Despite the freight train feel of many eMTBs, it cornered surprisingly quickly, likely thanks to a combo of the shortish back end, moderate head angle, and well-supported but sensitive rear suspension.
It feels oxymoronic to call the Epocalypse handling “aggressively neutral,” but that’s kind of how it feels. The bike is ready for just about any trail, but doesn’t lean too hard in any direction. It feels great pumped through compressions and pushed at higher speeds, it has excellent traction without feeling dead, it carries momentum and holds off-camber lines easily, and the length is medium enough to keep the twisty sections fun.
It’s the same story in the air: the bike stays stable and will pretty much keep going wherever it’s pointed. It has enough energy to pop off jump lips and side hits, but it’s a calm enough handler to stay predictable.

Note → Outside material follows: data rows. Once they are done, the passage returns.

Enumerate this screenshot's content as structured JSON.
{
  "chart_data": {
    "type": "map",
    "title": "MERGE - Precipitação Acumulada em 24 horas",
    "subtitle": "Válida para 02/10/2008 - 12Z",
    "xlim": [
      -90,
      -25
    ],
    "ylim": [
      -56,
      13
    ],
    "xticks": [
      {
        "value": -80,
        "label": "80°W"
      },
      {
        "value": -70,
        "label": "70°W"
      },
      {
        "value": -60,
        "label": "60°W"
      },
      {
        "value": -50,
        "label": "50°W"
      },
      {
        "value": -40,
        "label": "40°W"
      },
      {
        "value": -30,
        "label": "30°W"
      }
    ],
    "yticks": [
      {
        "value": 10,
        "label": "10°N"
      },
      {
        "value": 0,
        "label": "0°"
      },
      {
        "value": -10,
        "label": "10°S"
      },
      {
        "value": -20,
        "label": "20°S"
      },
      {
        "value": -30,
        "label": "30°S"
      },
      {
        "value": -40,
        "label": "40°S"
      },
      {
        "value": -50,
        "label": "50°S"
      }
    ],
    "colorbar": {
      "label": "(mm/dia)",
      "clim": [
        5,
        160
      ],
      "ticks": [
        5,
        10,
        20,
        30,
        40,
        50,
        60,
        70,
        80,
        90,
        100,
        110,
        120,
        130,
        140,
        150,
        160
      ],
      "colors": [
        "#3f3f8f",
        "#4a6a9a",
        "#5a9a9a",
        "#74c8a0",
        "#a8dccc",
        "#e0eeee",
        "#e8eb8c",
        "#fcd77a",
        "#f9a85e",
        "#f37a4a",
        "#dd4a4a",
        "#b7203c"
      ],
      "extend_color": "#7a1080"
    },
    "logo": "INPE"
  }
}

The Shimano EP8 motor, like all EP8 motors before it, sometimes rattled a bit, but it seems like companies are finally figuring out how to build it into their bikes in quieter ways, and the noise level was actually much lower than on some similar bikes on the rough descents.
How Does It Compare?
Compared to our current benchmark for eMTBs – the Specialized Turbo Levo – the Evil Epocalypse has 166mm of rear travel to the Levo’s 150mm, a 630 Wh battery to the Levo’s 700, and sports dual 29″ wheels compared to the mullet setup. The Levo’s motor is noticeably quieter, and the in-frame display is much more useful than the Shimano EP8 display. The Epocalype’s extra travel does come in handy on bigger hits, although the Turbo Levo’s wide range of geometry adjustments make it possible to give it more gravity-oriented geometry than the Evil.
For some closer comparisons in terms of travel, Epocalypse finds its home among the other long-travel, self-shuttle rigs out today:
The Santa Cruz Bullit sports 170mm of both front and rear travel and rolls on a mixed wheel setup, but measures longer and slacker than the Epocalypse – even in the chainstays despite the smaller rear wheel – making it an aggressive but less maneuverable package than the neutral-handling Epocalypse.
The Specialized Kenevo SL also has 170mm of travel front and rear, but in a much lighter, less powerful package with about half the torque and battery capacity of the Epocalypse. More in line with a normal mountain bike, the Specialized is longer and slacker than the Evil, though its low weight helps maintain maneuverability.
The Yeti 160E might be one of the Epocalypse’s most direct competitors, an all-arounder with the same Shimano setup and a similar intended purpose and spec. The 160E, too, features a slightly slacker front end and a slightly longer rear end, and most notably a higher price tag by about $1000 for a pretty similar XT build.